Snowmelt contribution to streamflow in the western United States is a critical supply of fresh water. The most widely applied operational model for estimating snowmelt utilizes the temperature index model which is based on empiricism and ground data. This work aims to advance our capability for estimating snowmelt for both clear and cloudy weather conditions using a ground calibrated physically based modified radiation balance that utilizes satellite data. The robustness of a modified radiation balance for computing snowmelt depends on reliable estimates of both long and short-wave radiation. I tested my model estimations of snowmelt against daily measurements of snow water equivalent (SWE) reduction at snow pillows from 129 locations over a 14-year period in the snowmelt dominated region of the Sierra Nevada.

For clear-sky conditions (n ~ 25,000), I found that the temperature index model achieved an R2 = 0.52 (RMSE =9.7 mm/day;) with remotely sensed LST as an input and R2=0.48 (RMSE = 10.1 mm/day) using measured air temperature (Ta) from weather stations. The modified radiation balance model achieved an R2 = 0.72 (RMSE = 7.4 mm/day) with a fixed atmospheric emissivity, while a further refinement of an emissivity calculated from satellite-derived precipitable water resulted in R2 =0.75 (RMSE = 7.0 mm/day).

In order to estimate shortwave radiation during cloudy days, I first constructed a simple binary cloud index based on inference of clouds from ‘missing’ MODIS LST data, which when regressed against daily shortwave ratio, yielded a regression equation with a correlation coefficient of R2 = 0.40 and an RMSE = 0.21. For an improved method, I used cloud optical depth (COT) and cloud mask (MOD35) data from MODIS 06C6 and found that with an exponential decay equation the regression with shortwave ratio led to a correlation coefficient R2 = 0.72 and a lower RMSE=0.14 making this method the more robust the two.

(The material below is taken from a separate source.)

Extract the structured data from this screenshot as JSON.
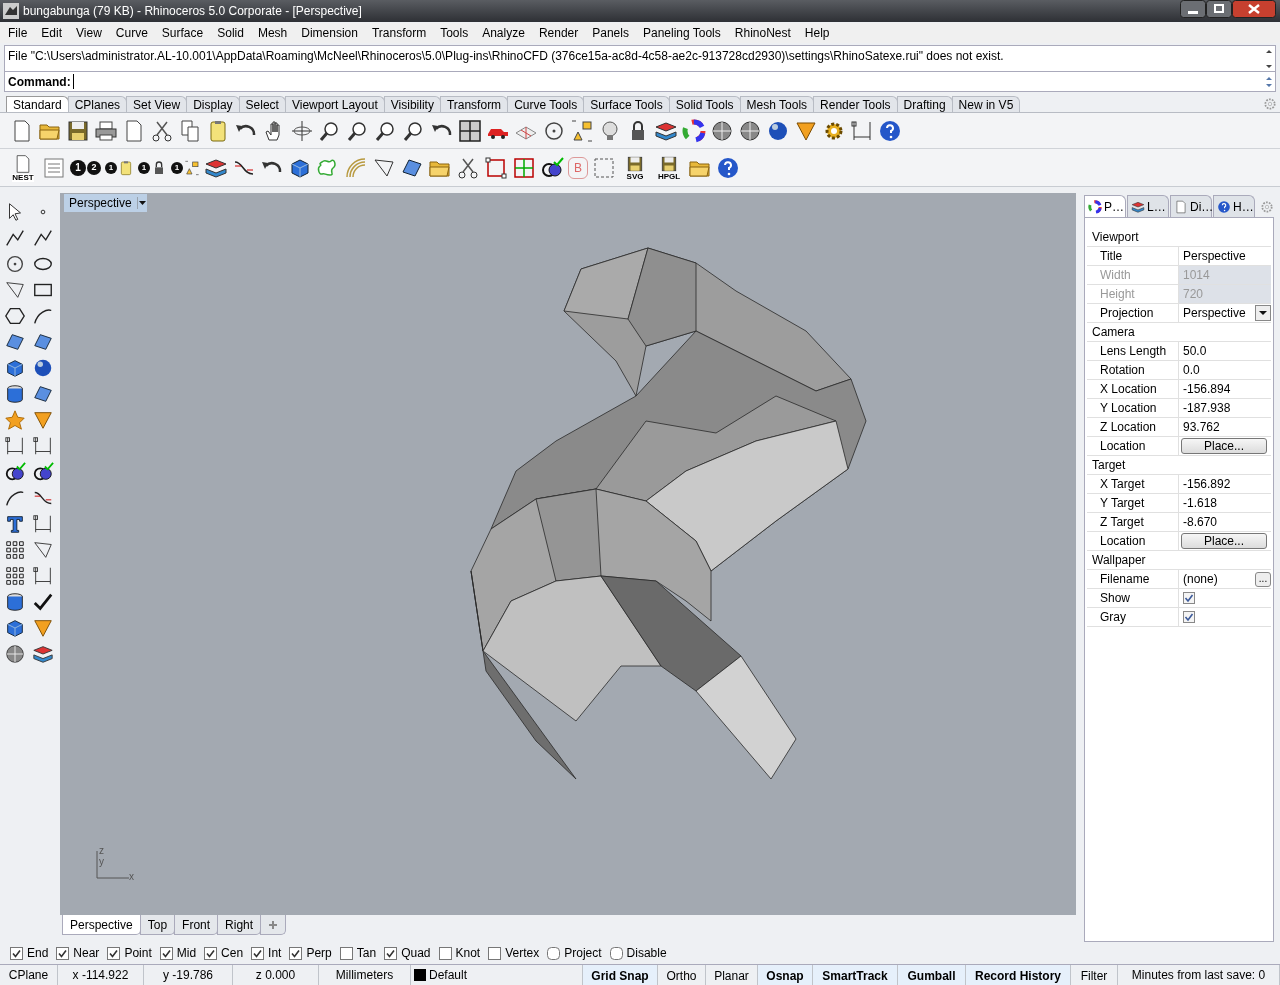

For estimating the long-wave radiation, a closer examination of data on directly measured longwave radiation at one individual station revealed that measured air temperature is a better predictor of long wave compared to the satellite based LST. I found that the relation between daytime Ta and MODIS LST, as well as the diurnal LST swing, was influenced by surface characteristics such as canopy cover. I used the findings to introduce an LST “swing factor” into a linear equation for modeling daytime Ta based om LST. Utilizing Ta modeled from LST the long-wave radiation model performance improved significantly compared to a model based directly on LST. I extended my snowmelt model to include cloudy-days based on temporal extrapolation of LST data and an emissivity cloud-adjustment based on remote sensed cloud properties.

With the cloud adjustments for both short- and long-wave incorporated in the snowmelt model, I added several physical factors over the course of 11 model runs. These included the effect of canopy in the local environment and a simple albedo model, that can cause spatial and temporal variations in the radiation load. The addition of cloudy days increased the data sample size significantly (n=58,077), with the final model run achieving an R2 = 0.68 with an RMSE= 7.0 mm/day. I achieved my goal of increasing the physical basis of the model for estimating snowmelt in both clear- and cloudy sky conditions, and for modeling the radiative effect of clouds without compromising model capability for estimating snowmelt at the snow sensor scale. In the course of my research, I was also able to identify several promising paths for future work for improving the physical basis and accuracy of the model.